サーバーログ型のアクセス解析ツールの目的:サーバーパフォーマンスの計測
「Google Analyticsのようなビーコン型のアクセス解析ツールは、簡単にいうとマーケティング担当者向けのツールということは分かりました。では、他の解析方式のツールは、システム管理者向きということなのでしょうか?」――解析方式という側面でいえば、サーバーログ型やパケットキャプチャ型のアクセス解析ツールは、システム管理者向きです。
しかし、製品でいうと、解析対象を500万PV以下に制限しているGoogle Analyticsは大規模サイトには向いていませんし(Google AdWordsの広告主は無制限)、たとえ小規模サイトでも、集計に時間がかかるGoogle Analyticsは検索キーワードの変化を瞬時に読み取り、トップページに掲出する見出しを変えて売り逃しを避けたい、といった用途には向いていません。それでもやはり、解析方式の違いが、製品の得意分野を決めてしまうのも確かです。
サーバーログ型のアクセス解析ツールは、サーバーリソースを計測し、適切なマシンスペックやシステム構成を調べたり、エラーの有無を把握して対応したりするために使います。JavaScriptもCookieも使いませんので、個々のセッションを正確には管理できません。また、ユーザーの利用環境も把握できません。そのかわり、すべてのページにJavaScriptのビーコンプログラムを組み込まなくても、アクセスを解析できるのがメリットです。Google Analyticsの元になったUrchinシリーズは、サーバーログ型のアクセス解析ツールです。
同じ指標でも、ビーコン型とサーバーログ型では、見る人の立場で意味が違ってしまいます。以下は、ASCII.jpのあるサブドメインの、時間帯別のページビューです。
Webサイトのマーケティング担当者ががこのグラフを見れば、
「9時から5時までのワーキングアワーにアクセスが多く、お昼休みと夜から翌朝にかけてのアクセスが少ないということは、勤務時間中に、仕事の調べ物のために使われているWebサイトである。媒体資料には、ビジネスパーソンにリーチするWebサイトと書こう」
と思うでしょう。一方、サーバー管理者が同じグラフを見たら、
「ページビューのピークは午前11時台なので、11時台のアクセス数を元に考えれば、パフォーマンス上の問題は起きないだろう」
と思うでしょう。
サーバーログには画像やCSS、PDFファイルなど、HTML以外へのアクセスログも残っています。Google Analyticsは基本的にHTMLが何回ユーザーに表示されたしか調べられませんが、サーバーログ型のアクセス解析ツールであれば、一番アクセスの多い画像ファイルが何かも分かります。
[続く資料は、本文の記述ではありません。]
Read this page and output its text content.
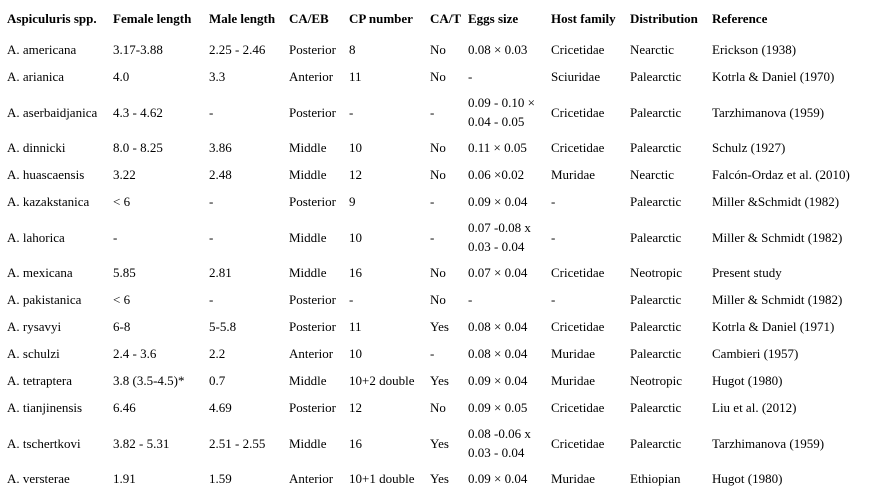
Aspiculuris spp.	Female length	Male length	CA/EB	CP number	CA/T	Eggs size	Host family	Distribution	Reference
A. americana	3.17-3.88	2.25 - 2.46	Posterior	8	No	0.08 × 0.03	Cricetidae	Nearctic	Erickson (1938)
A. arianica	4.0	3.3	Anterior	11	No	-	Sciuridae	Palearctic	Kotrla & Daniel (1970)
A. aserbaidjanica	4.3 - 4.62	-	Posterior	-	-	0.09 - 0.10 ×
0.04 - 0.05	Cricetidae	Palearctic	Tarzhimanova (1959)
A. dinnicki	8.0 - 8.25	3.86	Middle	10	No	0.11 × 0.05	Cricetidae	Palearctic	Schulz (1927)
A. huascaensis	3.22	2.48	Middle	12	No	0.06 ×0.02	Muridae	Nearctic	Falcón-Ordaz et al. (2010)
A. kazakstanica	< 6	-	Posterior	9	-	0.09 × 0.04	-	Palearctic	Miller &Schmidt (1982)
A. lahorica	-	-	Middle	10	-	0.07 -0.08 x
0.03 - 0.04	-	Palearctic	Miller & Schmidt (1982)
A. mexicana	5.85	2.81	Middle	16	No	0.07 × 0.04	Cricetidae	Neotropic	Present study
A. pakistanica	< 6	-	Posterior	-	No	-	-	Palearctic	Miller & Schmidt (1982)
A. rysavyi	6-8	5-5.8	Posterior	11	Yes	0.08 × 0.04	Cricetidae	Palearctic	Kotrla & Daniel (1971)
A. schulzi	2.4 - 3.6	2.2	Anterior	10	-	0.08 × 0.04	Muridae	Palearctic	Cambieri (1957)
A. tetraptera	3.8 (3.5-4.5)*	0.7	Middle	10+2 double	Yes	0.09 × 0.04	Muridae	Neotropic	Hugot (1980)
A. tianjinensis	6.46	4.69	Posterior	12	No	0.09 × 0.05	Cricetidae	Palearctic	Liu et al. (2012)
A. tschertkovi	3.82 - 5.31	2.51 - 2.55	Middle	16	Yes	0.08 -0.06 x
0.03 - 0.04	Cricetidae	Palearctic	Tarzhimanova (1959)
A. versterae	1.91	1.59	Anterior	10+1 double	Yes	0.09 × 0.04	Muridae	Ethiopian	Hugot (1980)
サーバーログ型とビーコン型アクセス解析ツールの最大の違いは、この点にあります。たとえば、「全ページの左上に表示されているロゴマーク画像が実は20KBもあり、ネットワークトラフィックを食いつぶしている」かどうかは、Google Analyticsのレポートをどんなに見ても分かりません。サーバーログ型ならではのメリットです。
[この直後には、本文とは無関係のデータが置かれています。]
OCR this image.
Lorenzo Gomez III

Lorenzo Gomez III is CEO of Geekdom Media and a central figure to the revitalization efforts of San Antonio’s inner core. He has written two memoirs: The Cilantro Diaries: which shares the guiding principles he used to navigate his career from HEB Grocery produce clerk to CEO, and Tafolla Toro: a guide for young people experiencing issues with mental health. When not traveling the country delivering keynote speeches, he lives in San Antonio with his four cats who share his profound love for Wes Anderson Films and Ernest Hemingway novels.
ただし、サーバーログ型のアクセス解析ツールでは、個々のサーバーの指標は集計できますが、サーバーの負荷を分散させるため、1つのドメイン名に複数のサーバーを割り当てている場合、Webサイト全体の指標は分からなくなります。複数のサーバーのログを読み込む機能のあるサーバーログ型のアクセス解析ツールもありますので、運用形態に合わせて、導入時に確認するとよいでしょう。Google Analyticsのようなビーコン型のアクセス解析ツールでは、こうした手間はありません。
なお、サーバーログ型のアクセス解析ツールの多くは、Urchin 6のようにJavaScriptのビーコンに対応しています。純粋な意味での「サーバーログ型」はほとんどなくなっており、ビーコン型とサーバーログ型の境界線はかなり薄らいでいるのが現状です。